Today, she envisions Fort York and tree-lined Garrison Common to the west as a meeting place for some 20,000 new condo and townhouse residents who will settle around the site in coming years.

"It's going to be the centre of something again. My dream for Fort York is that people in the neighbourhood start to cherish it the way people cherish Riverdale Farm."

Aside from connecting locals to the site, the pedestrian bridge was intended as a showpiece for next summer's bicentennial.

"The point was to make this a more open and inviting space so that when the eyes of North America are upon it – and trust me, there are many in the U.S. who are planning on coming up for the celebration – it's not just one of things that you pass by," says councillor Mike Layton, a key proponent of the bridge whose ward encompasses Fort York.

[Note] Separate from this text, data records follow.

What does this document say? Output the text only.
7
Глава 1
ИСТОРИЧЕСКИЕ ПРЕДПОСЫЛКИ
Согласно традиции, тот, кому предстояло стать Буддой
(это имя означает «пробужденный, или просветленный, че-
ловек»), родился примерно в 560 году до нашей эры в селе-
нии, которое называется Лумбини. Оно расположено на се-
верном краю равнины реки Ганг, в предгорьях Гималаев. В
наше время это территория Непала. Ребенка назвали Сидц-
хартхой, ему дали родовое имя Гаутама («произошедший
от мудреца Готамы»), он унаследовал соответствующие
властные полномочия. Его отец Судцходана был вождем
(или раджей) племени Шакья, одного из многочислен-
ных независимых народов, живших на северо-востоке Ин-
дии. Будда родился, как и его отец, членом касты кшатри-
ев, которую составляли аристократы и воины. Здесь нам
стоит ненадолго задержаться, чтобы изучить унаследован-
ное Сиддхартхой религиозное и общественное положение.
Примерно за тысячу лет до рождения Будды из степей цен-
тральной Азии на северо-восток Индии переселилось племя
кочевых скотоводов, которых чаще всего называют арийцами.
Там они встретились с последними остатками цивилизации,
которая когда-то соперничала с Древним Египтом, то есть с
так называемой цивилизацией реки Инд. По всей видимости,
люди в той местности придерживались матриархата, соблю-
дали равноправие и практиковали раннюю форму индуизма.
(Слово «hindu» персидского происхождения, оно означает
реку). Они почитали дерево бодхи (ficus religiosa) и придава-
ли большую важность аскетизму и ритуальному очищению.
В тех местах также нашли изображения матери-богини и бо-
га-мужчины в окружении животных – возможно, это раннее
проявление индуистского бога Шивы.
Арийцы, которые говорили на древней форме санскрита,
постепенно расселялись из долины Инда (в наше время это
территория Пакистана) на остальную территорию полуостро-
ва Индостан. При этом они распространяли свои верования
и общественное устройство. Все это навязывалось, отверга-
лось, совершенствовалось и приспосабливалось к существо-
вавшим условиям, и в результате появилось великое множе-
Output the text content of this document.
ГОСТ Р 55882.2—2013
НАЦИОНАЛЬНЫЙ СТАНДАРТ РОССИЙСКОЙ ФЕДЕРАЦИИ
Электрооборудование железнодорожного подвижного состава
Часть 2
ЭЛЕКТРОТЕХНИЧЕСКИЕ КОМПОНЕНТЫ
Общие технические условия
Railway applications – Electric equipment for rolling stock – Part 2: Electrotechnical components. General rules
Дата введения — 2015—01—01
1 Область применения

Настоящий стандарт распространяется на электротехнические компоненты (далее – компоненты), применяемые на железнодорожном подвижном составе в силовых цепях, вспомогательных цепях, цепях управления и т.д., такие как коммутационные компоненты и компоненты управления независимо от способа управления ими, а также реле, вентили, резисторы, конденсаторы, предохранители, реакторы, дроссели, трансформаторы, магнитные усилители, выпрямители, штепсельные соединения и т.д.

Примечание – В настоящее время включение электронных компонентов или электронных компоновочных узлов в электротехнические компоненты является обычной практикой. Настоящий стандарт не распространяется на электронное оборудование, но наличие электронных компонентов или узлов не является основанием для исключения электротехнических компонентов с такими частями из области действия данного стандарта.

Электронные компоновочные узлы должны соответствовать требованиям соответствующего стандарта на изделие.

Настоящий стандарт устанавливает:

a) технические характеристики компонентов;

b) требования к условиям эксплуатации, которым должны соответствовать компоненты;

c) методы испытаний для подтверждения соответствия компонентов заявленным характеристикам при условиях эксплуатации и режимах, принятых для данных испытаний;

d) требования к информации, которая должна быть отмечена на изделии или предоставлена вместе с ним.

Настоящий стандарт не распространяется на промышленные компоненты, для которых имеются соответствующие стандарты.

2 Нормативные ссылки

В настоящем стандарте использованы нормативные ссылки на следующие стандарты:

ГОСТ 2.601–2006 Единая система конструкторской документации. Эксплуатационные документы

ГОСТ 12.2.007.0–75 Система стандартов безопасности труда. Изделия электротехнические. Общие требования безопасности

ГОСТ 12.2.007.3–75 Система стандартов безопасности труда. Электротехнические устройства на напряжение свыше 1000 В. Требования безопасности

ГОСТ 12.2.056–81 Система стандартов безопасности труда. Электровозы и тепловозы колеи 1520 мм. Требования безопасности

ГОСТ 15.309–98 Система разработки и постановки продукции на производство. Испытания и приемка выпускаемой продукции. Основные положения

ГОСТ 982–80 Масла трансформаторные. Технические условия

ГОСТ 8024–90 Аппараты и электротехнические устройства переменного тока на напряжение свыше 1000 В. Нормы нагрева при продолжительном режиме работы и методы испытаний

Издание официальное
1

If city council does not approve the construction bid this week – a bid that Mr. Layton has now sweetened with several cost-saving ideas – the project may be dead in the water. Metrolinx, which operates the tracks beneath the would-be bridge, had granted the city a brief window for construction. New bridge plans would mean fresh negotiations with Metrolinx, a move that would delay the bridge's completion years past the bicentennial.

While heritage preservationists like Mr. Otto recognize council must be responsible with the public purse, he reminds them that they're "city building."

"You don't sell the fort simply as a quaint and curious place for Grade 7s to visit. On that basis, it would be very expensive. You sell it as the heart of the city."